HELIOT EMIL SS24 Asks: Can Machines Imitate Humans?
In an exclusive interview, Hypebae sits down with the brand’s creative director Julius Juul to chat all things artificial intelligence and industrial elegance.
HELIOT EMIL‘s Spring/Summer 2024 collection challenges the conventions of design through blurring AI aesthetics and physical garments. Merging the brand’s staple aesthetic dubbed “industrial elegance” with artificial intelligence, HELIOT EMIL evaluates what human craftsmanship means in an online world.
Expanding on computer scientist Alan Turing’s paper The Chemical Basis of Morphogenesis, the team sought to explore the algorithmic relationship between design and nature. In a reactive feedback loop, past archives acted as the dataset for new AI-generated creations, some of which were then turned into physical garments for the showcase.
Read more to hear from the brand’s creative director Julius Juul on his process, inspirations and predictions at the intersection of AI and design.
How would you describe HELIOT EMIL to someone who has never heard of it?

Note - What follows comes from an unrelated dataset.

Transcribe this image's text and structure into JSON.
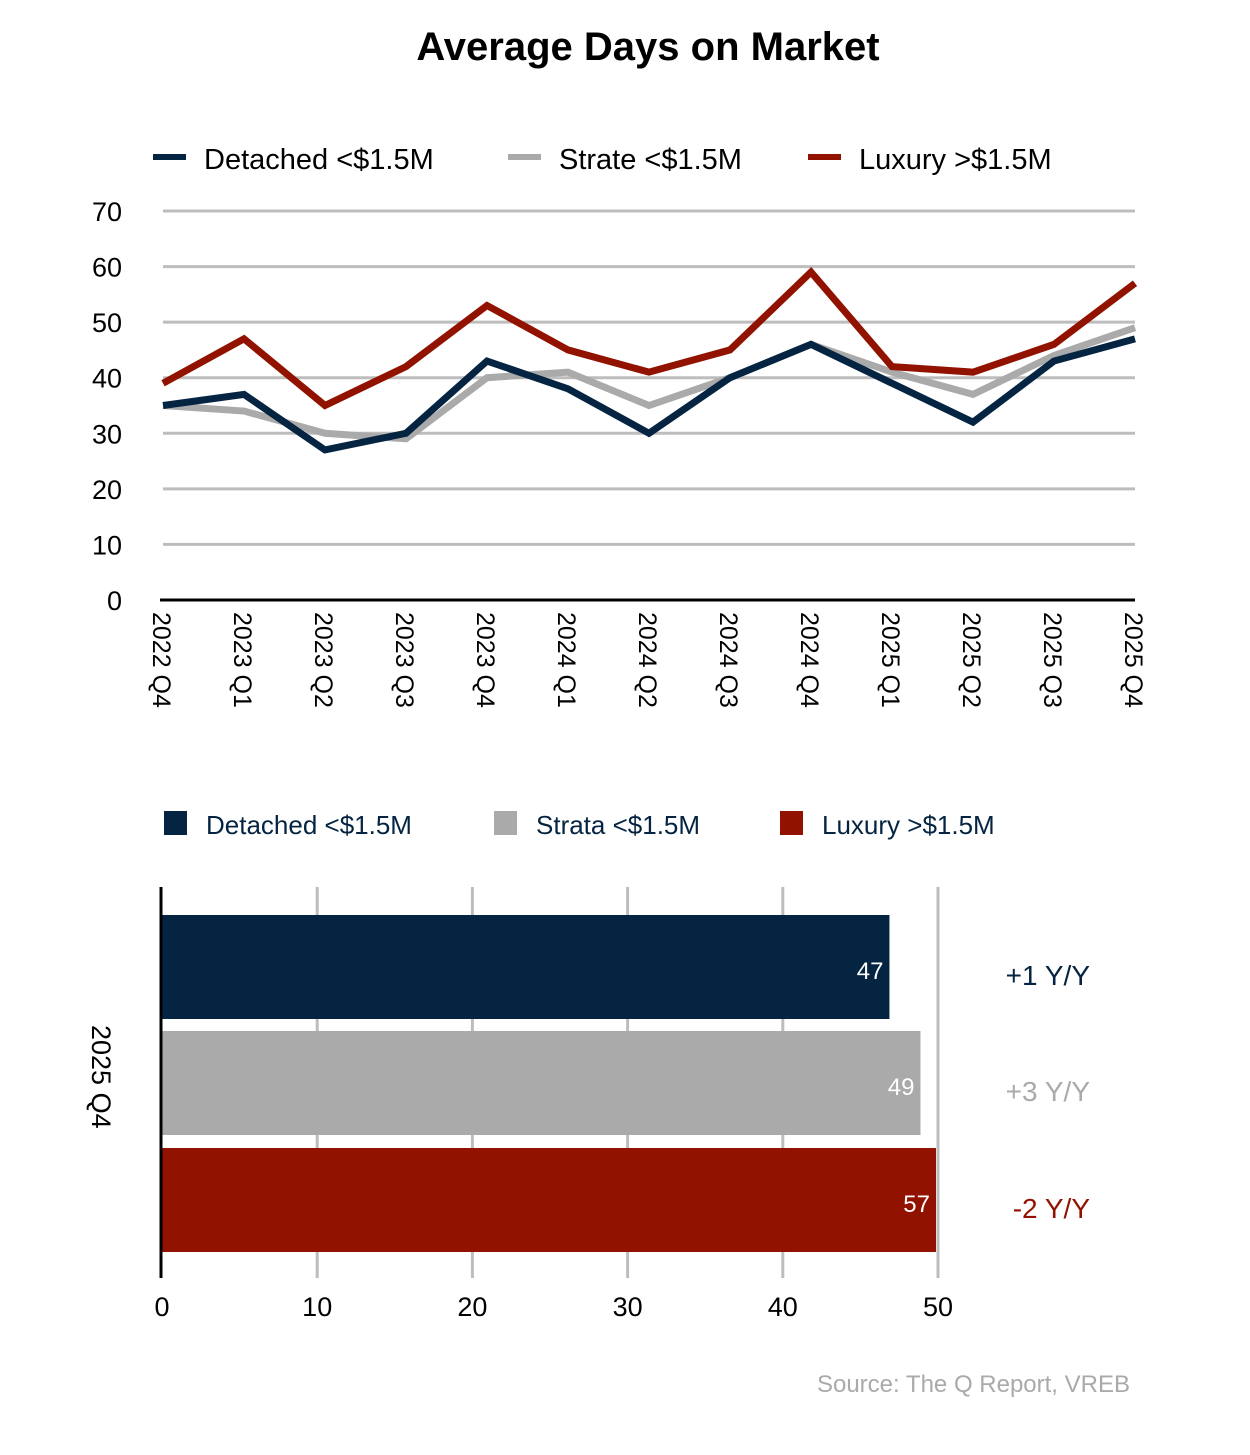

One of the key components of the brand is definitely innovation. It’s something we like to call industrial elegance. The aesthetic is based around a combination of industrial references — while our garments are very functional the elegance comes in the form of refined materials. In terms of narrative, we look at other industries for inspiration and see if we can utilize those findings to benefit the fashion industry and push boundaries.
What led you to the intersection of tech and fashion, have you always been interested in innovation?
I’ve always been very fascinated with tech and inventions. I’m very much a gadget freak, I love photography, videography, computers and all of that equipment is very inspiring to me visually. I’m really interested in the back side of things, like underneath the hood of a car. Aesthetically it’s really interesting to ask “How are things made?,” “What do things look like when no one’s watching?,” “What’s behind the curtain that makes this whole thing work?” I see so much beauty in that from the colors to the finishes and materials.
What was the step by step process in bringing this collection to life?
The whole inspiration for the collection was inspired by an article in a paper that Alan Turing did, called The Chemical Basis of Morphogenesis, where he talks about the relation between nature and mathematical biology. He says that there is algorithmic construction in natural phenomenons like how spots are formed on cows or how leaves take various shapes. So, what we sought out to create was a mathematical approach that would have an organic output through laser cutting. Then came time for the show and we started to go into this whole inspiration of the Turing Test asking if computers will ever be able to imitate humans.
So, we collaborated with an AI company and built an AI model that was trained on a dataset of our archive to create new concepts. We created some of those results that the AI came back with physically in the studio and then we fed those back into the machine. So, it was always a ping pong process, looking at the variations and feeding them back. We also tried to create garments in the collection that looked like AI but they were actually real pieces, ones that looked inflatable or derived from deformed shapes. With that we wanted to challenge what people think of human craftsmanship, “Is it real or is it fake?”
Just because something isn’t tangible does that make it fake? It’s like the Louis Vuitton show, that you likely only saw through pixels on your screen but you’ll never see in person. Is that collection any more real than one that is made of pixels?
Tell us about what you learned from the process of using AI to make this collection, what was the most surprising part?
It was really about trying to build a machine that could learn from the previous archives and history of our brand and it was interesting to see how unconstrained the AI was. Logically, you wouldn’t be able to make a lot of the outputs it was offering due to the construction. The AI would come up with suggestions of where to place zipper, for example, that humans might not be able to actually create. With that, there was a realization that AI is not creative enough to design to completion, its primarily looking backwards.
There’s something I learned about called Abstract Assumptions which are, apparently, the hardest thing for the AI to do — to make something that is the correct assumption, but is drawn from abstract learnings. That’s why AI-generated hands are often glitchy because the machine doesn’t understand different angles or perspectives.
Do you think there’s a near future where AI will become sentient?
I think if, going back to like Alan Turing’s question, computers will ever be able to imitate humans, that’s definitely here already. If they can replace humans, that’s a whole other question.
It opens up a lot of questions about what defines human intelligence, is human intelligence just our ability to recall certain things? Or is it the abstract ability to put things together in a creative way? I think there’s a misunderstanding in terms of AI being the ultimate human being that knows everything and can do everything. It’s primarily in the hands of a human that can guide it in the right direction.
Will you continue to use AI as a part of your creative practice? Or are you ready for a new innovative challenge?
There are some aspects of it that we could utilize. It would be nice to see variations for inspiration in terms of what you can do with the silhouette — maybe it’ll come back with some really crazy abstract concepts and ideas that we might be able to replicate like a packaging inspiration for example. But in general, we’re going down a direction now that is more considered in elevating materials and sustainable practices through tech innovations. There’s still a way to go before we start implementing it as a significant part of the process.